Los dos niveles del texto se barajan y se complementan bien, y no supone un abuso por parte de Vega, ya que en ningún momento se permite aventurar lo que Barea hubiera pensado de tal o cual fenómeno que ya no vio (sólo se anota que hubiera detestado el Brexit, lo cual es legítimo por seguro). Simplemente se produce una especie de «desdoblamiento», no una «reencarnación» sino un intento, digamos, natural, imprevisto, de asistir con los ojos de Barea a lo que ocurrió en España tras su muerte. La operación es mucho más sutil y tácita de lo que estoy diciendo, pero está ahí sin demasiados disimulos. Sea como sea, en todo caso no deja de cumplirse lo que el libro prometía, que es una narración sucinta de la vida de Barea con visitas estratégicas a su obra, muy especialmente a La forja…, claro, no sólo por su dimensión personal sino por ser, junto al Laberinto mágico de Max Aub, algo así como el Quijote de ese cuarto de siglo que va de 1925 a 1950, una mirada noble, incisiva, muy crítica y a la vez muy bondadosa sobre un tiempo desesperado y sobre su dramática resolución, tanto dentro, con el franquismo, como fuera, con los diferentes destierros…

Como Barea, Vega es inequívocamente de izquierdas pero se mantiene en la fidelidad a la democracia, el parlamentarismo, la sensatez, el pacifismo, el ataque a toda suerte de exceso o de fanatismo. Y, por ello, lo compara con figuras del alcance europeo de Camus, Orwell o Grossman y, en lo que respecta al contexto español, es inevitable la alusión a otras personas que, como Manuel Chaves Nogales, Alberto Jiménez Fraud, Julián Zugazagoitia, Clara Campoamor o José Moreno Villa, se significaron más o menos pero no perdieron en ningún momento el norte de la sensatez y del decoro. Y también cita Celia en la Revolución, de Elena Fortún, como un hito en esa mirada limpia y decente sobre un momento trágico. Es decir, que es esencialmente el mismo canon que ha reivindicado Andrés Trapiello (sólo faltaría José Castillejo, entre sus «titulares indiscutibles»…), y por eso es bastante injusto que Vega, sin nombrarle, ataque explícitamente algunas de las tesis más conocidas de Las armas y las letras, un libro en el que Barea, si hay que decirlo todo, no sale especialmente bien parado, pero donde se homenajea abiertamente esa misma actitud ante el desastre que quiere honrarse aquí. (Y, por terminar con esto, es de justicia recordar que a Trapiello siempre se le atribuye, con razones, el haber sido el más constante en normalizar el destino literario de los escritores de derechas, cuando en los 80 y los 90 reivindicó y reeditó a los mejores, pero se suele silenciar que hizo lo mismo con autores de izquierda, o al menos republicanos, o desde luego antifascistas, como Juan Ramón Jiménez, Ramón Gaya, José Bergamín, María Zambrano, el propio Jiménez Fraud, Rosa Chacel o Pedro Luis de Gálvez, entre muchos otros).
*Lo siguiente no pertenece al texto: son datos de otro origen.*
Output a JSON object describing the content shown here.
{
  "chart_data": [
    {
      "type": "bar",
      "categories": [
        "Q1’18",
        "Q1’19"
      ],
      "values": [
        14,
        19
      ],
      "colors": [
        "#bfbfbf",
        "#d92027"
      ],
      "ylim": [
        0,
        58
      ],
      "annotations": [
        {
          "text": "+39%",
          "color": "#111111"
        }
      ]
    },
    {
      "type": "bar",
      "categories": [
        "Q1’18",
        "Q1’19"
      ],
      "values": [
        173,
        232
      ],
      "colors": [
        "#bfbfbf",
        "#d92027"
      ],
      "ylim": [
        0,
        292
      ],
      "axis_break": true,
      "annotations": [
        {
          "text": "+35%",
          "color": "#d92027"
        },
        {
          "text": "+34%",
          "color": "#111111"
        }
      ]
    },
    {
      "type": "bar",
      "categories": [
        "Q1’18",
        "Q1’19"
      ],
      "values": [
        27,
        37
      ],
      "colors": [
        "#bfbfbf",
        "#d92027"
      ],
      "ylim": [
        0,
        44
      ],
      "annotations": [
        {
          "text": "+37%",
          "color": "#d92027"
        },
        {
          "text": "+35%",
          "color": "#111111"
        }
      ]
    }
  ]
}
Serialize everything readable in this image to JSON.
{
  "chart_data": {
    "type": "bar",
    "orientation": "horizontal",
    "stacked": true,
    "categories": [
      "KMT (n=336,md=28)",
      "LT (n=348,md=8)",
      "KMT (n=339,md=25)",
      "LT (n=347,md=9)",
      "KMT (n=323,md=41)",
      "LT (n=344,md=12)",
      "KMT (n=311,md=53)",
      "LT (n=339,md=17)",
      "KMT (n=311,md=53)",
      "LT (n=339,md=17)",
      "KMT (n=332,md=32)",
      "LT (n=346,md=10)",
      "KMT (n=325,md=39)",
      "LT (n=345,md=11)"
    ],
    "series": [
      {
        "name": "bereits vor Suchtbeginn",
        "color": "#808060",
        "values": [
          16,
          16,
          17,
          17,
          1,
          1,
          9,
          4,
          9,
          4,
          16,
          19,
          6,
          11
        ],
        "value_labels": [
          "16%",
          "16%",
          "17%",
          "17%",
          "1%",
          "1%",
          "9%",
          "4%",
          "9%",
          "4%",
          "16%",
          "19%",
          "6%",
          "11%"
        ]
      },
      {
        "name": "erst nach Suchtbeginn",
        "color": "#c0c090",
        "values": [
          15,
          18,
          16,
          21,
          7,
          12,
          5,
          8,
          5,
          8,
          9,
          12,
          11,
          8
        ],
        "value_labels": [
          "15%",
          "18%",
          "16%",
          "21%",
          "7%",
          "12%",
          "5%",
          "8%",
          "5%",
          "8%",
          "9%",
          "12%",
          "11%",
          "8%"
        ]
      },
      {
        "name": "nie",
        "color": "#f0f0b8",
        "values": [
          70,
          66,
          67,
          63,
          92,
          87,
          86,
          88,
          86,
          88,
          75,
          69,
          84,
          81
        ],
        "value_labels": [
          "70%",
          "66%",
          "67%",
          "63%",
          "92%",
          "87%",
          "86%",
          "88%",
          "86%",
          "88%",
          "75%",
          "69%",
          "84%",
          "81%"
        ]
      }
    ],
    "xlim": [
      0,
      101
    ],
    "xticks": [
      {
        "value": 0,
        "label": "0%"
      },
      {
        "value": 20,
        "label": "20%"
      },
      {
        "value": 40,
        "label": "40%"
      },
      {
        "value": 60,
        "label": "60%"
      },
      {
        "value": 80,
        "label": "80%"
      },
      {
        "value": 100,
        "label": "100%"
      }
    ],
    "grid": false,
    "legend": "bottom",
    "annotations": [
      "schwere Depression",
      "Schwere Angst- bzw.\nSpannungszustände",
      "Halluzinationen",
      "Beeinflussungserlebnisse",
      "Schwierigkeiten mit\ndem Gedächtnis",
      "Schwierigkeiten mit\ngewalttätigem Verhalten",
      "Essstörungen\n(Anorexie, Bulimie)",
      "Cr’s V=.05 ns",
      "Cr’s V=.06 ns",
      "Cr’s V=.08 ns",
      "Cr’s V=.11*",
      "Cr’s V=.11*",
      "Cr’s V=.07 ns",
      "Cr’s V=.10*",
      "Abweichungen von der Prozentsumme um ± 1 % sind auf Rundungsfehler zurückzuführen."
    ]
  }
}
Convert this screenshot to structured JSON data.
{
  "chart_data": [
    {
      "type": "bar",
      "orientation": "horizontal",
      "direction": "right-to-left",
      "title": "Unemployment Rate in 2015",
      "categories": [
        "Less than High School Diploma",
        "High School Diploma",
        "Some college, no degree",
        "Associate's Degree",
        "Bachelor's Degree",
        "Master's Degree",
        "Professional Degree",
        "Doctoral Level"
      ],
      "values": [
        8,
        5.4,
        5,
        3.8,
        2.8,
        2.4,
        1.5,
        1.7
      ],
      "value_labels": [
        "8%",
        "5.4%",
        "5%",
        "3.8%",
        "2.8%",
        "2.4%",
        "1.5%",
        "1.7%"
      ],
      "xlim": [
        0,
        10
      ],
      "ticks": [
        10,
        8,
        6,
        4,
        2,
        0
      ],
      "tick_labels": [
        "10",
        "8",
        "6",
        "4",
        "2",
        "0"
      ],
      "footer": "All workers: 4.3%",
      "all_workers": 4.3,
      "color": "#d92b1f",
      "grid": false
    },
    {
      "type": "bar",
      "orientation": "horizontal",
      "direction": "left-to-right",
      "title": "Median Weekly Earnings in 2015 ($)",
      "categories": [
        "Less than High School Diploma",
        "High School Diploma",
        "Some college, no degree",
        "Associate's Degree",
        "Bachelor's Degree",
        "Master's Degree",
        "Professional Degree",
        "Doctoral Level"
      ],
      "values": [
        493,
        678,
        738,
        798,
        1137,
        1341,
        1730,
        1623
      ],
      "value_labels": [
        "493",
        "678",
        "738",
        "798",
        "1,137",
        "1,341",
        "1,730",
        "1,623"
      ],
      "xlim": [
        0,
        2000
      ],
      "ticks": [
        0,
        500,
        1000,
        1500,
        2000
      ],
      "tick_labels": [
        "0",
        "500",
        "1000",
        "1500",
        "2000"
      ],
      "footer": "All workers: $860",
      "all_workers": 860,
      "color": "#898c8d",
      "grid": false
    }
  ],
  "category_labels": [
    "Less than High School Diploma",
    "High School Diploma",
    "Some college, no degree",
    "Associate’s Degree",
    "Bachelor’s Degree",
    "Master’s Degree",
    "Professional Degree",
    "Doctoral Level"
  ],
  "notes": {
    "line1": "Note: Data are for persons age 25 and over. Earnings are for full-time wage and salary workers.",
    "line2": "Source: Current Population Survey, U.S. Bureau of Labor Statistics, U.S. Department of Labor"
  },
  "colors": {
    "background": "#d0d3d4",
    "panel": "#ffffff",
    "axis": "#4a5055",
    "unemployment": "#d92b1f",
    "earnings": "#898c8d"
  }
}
En fin: Coradino Vega, que venía de publicar su celebrado Una vida tranquila, un precioso mosaico formado por fragmentos de las vidas de Giorgio Morandi, Frederic Mompou, Jane Kenyon y una comunidad de frailes que decide permanecer en una zona de conflicto…, ha sido muy generoso en este Arturo Barea, en el sentido de que ha puesto mucho de él mismo, como hiciera también en su primera novela, El hijo del futbolista, que, hace trece años, fue un poco su «forja». En un librito que en principio está llamado a convocar a los lectores de Barea, a los interesados por la literatura de aquel tiempo, a los estudiosos quizá del exilio…, Vega ha invertido lo mejor de su atinada prosa, lo más pulcro de su mirada y el modo más elegante de dar cuenta también de sí mismo, de su familia, de sus orígenes, de su juventud, de su despertar a las cosas que no eran como había creído o como le habían dicho, de su propia desconfianza ante las palabras solemnes o las verdades absolutas. Y en ese camino se encontró con La forja de un rebelde, y en ella a una especie de padre literario a quien, más que descubrir, se reconoce.